Date of Award


Document Type


Degree Name

Doctor of Philosophy in Atmospheric Sciences (PhD)

College, School or Department Name

Department of Physics


Raymond A Shaw


Cloud edge mixing plays an important role in the life cycle and development of clouds. Entrainment of subsaturated air affects the cloud at the microscale, altering the number density and size distribution of its droplets. The resulting effect is determined by two timescales: the time required for the mixing event to complete, and the time required for the droplets to adjust to their new environment. If mixing is rapid, evaporation of droplets is uniform and said to be homogeneous in nature. In contrast, slow mixing (compared to the adjustment timescale) results in the droplets adjusting to the transient state of the mixture, producing an inhomogeneous result.

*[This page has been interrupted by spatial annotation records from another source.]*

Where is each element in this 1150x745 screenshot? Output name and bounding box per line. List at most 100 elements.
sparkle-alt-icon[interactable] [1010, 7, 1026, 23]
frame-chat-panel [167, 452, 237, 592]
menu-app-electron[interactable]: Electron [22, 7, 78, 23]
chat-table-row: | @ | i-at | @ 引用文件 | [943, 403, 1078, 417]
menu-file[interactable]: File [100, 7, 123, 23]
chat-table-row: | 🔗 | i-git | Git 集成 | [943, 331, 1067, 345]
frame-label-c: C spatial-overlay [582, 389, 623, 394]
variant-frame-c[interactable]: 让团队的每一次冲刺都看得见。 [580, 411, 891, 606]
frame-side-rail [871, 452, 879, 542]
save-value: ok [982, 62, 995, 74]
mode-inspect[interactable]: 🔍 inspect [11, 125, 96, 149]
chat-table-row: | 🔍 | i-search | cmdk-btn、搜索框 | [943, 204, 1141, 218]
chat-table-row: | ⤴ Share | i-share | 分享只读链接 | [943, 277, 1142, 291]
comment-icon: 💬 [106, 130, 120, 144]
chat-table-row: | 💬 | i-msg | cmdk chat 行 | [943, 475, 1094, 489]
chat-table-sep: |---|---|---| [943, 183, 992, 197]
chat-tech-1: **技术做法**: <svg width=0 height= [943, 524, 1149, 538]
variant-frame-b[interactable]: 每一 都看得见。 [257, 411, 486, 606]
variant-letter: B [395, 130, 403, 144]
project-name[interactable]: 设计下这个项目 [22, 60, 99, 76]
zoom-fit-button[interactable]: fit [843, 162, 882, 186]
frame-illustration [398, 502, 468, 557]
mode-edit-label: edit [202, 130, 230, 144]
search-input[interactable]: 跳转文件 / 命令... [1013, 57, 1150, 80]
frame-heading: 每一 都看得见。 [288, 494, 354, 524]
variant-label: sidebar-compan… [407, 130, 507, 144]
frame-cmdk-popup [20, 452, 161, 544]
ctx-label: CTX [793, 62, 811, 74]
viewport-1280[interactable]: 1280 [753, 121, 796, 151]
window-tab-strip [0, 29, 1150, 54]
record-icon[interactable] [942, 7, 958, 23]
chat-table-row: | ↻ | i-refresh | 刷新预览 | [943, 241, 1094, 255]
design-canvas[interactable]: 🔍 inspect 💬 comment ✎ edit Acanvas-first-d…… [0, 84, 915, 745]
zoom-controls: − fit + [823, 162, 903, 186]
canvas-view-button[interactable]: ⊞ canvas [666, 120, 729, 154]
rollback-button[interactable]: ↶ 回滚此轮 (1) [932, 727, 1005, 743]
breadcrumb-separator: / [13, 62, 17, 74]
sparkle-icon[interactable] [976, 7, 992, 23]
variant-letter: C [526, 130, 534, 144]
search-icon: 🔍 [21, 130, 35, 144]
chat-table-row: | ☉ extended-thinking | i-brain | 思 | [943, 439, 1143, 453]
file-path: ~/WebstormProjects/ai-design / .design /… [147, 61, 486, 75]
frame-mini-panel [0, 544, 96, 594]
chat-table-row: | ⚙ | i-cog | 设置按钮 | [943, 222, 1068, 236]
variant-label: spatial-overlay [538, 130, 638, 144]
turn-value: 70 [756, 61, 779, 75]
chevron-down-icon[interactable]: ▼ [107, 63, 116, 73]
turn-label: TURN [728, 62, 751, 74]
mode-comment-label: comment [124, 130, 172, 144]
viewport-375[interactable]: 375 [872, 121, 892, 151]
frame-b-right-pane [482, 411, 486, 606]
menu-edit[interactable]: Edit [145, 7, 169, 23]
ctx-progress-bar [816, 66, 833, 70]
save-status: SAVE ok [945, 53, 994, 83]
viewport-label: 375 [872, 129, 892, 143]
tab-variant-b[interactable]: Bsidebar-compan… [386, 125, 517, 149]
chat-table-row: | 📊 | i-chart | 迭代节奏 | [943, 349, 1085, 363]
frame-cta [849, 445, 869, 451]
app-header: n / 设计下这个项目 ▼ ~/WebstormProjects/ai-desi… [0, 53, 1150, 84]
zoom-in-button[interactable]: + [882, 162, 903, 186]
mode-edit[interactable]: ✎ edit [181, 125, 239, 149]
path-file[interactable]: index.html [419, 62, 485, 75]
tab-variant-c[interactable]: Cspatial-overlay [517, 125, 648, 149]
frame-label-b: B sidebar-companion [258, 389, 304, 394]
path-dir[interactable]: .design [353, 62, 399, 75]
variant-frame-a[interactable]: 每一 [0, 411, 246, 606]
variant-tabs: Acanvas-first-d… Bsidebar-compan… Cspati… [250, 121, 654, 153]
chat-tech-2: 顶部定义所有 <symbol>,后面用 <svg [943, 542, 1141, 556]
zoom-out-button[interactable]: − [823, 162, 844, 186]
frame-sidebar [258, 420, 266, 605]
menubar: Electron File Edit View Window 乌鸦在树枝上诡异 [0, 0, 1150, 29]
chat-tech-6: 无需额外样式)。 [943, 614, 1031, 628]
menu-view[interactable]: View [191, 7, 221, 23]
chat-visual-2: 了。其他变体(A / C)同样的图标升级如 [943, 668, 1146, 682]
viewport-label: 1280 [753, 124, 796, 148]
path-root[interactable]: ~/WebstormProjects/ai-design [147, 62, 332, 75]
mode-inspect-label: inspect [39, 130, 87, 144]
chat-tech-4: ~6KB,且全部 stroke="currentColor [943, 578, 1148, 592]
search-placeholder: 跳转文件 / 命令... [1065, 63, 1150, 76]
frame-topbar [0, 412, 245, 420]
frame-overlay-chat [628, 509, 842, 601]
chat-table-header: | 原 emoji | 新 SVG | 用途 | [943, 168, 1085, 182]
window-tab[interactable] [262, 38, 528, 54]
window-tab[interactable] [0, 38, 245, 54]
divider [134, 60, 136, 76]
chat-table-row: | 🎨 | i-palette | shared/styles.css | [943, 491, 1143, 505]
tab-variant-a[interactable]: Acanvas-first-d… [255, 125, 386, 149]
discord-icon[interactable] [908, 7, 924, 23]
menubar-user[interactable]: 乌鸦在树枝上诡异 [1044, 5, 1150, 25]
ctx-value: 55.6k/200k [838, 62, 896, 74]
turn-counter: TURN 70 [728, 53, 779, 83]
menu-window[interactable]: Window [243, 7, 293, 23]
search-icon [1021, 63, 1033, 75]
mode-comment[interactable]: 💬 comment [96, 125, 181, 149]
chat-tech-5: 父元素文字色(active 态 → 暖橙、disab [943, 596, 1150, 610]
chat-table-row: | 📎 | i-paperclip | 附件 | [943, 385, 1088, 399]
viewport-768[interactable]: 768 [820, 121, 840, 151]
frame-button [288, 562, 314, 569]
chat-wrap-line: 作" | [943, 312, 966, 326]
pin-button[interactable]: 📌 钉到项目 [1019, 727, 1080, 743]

Studying this process in real clouds involves the use of airborne optical instruments capable of measuring clouds at the `single particle' level. Single particle resolution allows for direct measurement of the droplet size distribution. This is in contrast to other `bulk' methods (i.e. hot-wire probes, lidar, radar) which measure a higher order moment of the distribution and require assumptions about the distribution shape to compute a size distribution.

The sampling strategy of current optical instruments requires them to integrate over a path tens to hundreds of meters to form a single size distribution. This is much larger than typical mixing scales (which can extend down to the order of centimeters), resulting in difficulties resolving mixing signatures. The Holodec is an optical particle instrument that uses digital holography to record discrete, local volumes of droplets. This method allows for statistically significant size distributions to be calculated for centimeter scale volumes, allowing for full resolution at the scales important to the mixing process. The hologram also records the three dimensional position of all particles within the volume, allowing for the spatial structure of the cloud volume to be studied. Both of these features represent a new and unique view into the mixing problem.

In this dissertation, holographic data recorded during two different field projects is analyzed to study the mixing structure of cumulus clouds. Using Holodec data, it is shown that mixing at cloud top can produce regions of clear but humid air that can subside down along the edge of the cloud as a narrow shell, or advect down shear as a `humid halo'. This air is then entrained into the cloud at lower levels, producing mixing that appears to be very inhomogeneous. This inhomogeneous-like mixing is shown to be well correlated with regions containing elevated concentrations of large droplets. This is used to argue in favor of the hypothesis that dilution can lead to enhanced droplet growth rates. I also make observations on the microscale spatial structure of observed cloud volumes recorded by the Holodec.